A typical “catfishing” relationship scam starts simply. Two people meet online, usually through a dating site. They email, trade pictures, talk on the phone, and soon they’re making plans to meet. As the relationship gets stronger, things start to change. The scammer asks his/her “new love” to wire money… to visit a sick uncle, to pay for emergency surgery, or for airfare to come for a visit. The scammer’s story can be very persuasive. This kind of request for money is a big warning sign. Even if you are very tempted to help an online friend, never send money or reveal personally identifiable information to someone you have not met in person or have not verified as reliable.

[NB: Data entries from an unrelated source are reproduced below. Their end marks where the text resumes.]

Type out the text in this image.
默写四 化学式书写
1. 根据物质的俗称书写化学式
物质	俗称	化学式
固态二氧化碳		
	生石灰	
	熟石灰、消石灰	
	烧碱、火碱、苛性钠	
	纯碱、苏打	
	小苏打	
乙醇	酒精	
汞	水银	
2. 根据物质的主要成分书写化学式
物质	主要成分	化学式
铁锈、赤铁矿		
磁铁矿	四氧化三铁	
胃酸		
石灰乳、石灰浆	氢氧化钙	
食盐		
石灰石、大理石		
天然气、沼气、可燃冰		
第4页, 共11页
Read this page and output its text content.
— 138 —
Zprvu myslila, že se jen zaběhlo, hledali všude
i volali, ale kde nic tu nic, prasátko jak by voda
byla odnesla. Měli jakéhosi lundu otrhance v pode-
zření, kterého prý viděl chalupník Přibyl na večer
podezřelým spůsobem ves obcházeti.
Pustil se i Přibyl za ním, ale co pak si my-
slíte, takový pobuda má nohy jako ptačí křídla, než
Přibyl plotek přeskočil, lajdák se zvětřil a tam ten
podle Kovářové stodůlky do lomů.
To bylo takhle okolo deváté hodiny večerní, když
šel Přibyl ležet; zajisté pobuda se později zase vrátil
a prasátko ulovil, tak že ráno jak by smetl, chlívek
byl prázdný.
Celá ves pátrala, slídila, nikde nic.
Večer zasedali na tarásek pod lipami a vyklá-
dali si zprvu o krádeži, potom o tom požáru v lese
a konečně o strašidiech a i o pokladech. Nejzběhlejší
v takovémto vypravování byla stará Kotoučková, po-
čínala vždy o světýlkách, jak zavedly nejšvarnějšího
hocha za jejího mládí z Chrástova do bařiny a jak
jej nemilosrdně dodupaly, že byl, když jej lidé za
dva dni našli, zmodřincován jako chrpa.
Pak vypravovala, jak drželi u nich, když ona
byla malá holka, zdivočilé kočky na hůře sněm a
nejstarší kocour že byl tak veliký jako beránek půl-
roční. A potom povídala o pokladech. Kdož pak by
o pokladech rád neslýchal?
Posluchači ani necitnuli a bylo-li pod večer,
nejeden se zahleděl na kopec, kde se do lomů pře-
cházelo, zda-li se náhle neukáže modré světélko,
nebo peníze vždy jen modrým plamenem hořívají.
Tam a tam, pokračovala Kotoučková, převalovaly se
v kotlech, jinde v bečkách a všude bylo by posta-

"Dating sites, social media and other online introduction channels may offer convenience and anonymity, but not without risk as this is an environment that scammers can use to deliver their plan," said Claire Rosenzweig, President and CEO of the BBB Serving Metropolitan New York. "Being victimized by a scam can happen to anyone and that includes romance scams. You may believe that you’re getting to know someone through photos, email or chatting, but it’s easy for the person at the other end of the keyboard to conceal the truth. While many people find lasting love via online channels, there are red flags to watch for that may indicate you’re dealing with a scammer.”
Consumers should be wary of anyone who:
Asks to talk or chat on an outside email or messaging service. Oftentimes, this allows fraudsters to carry out scams without the dating site or other website having a record of the encounter. Remember that scammers play on emotion… and romance is certainly a strong emotion. Anytime people are vulnerable, fraudsters find opportunity.
Almost immediately declares love for you without meeting you or even knowing much about you.
Offers excuses for not having a webcam call or in-person meeting when you try to get better acquainted.
Claims to be from this country but is currently traveling, living or working abroad. Be cautious if online romancers claim to be called away suddenly, or say they are in the military and stationed overseas.
Asks you for money or credit card information. In some cases the scammer will claim an emergency like a sick relative or stolen wallet, and will ask you to wire money. The first wire transfer may be small but the requests keep coming and growing. The payback promises are empty; the money’s gone, and so is the scammer.
Sends you emails containing questionable links to third-party websites. Third-party links can contain malware that’s designed to steal personal information off your computer. Scammers may use third party links that look credible, but in reality, they only link to viruses that can lead to identity theft.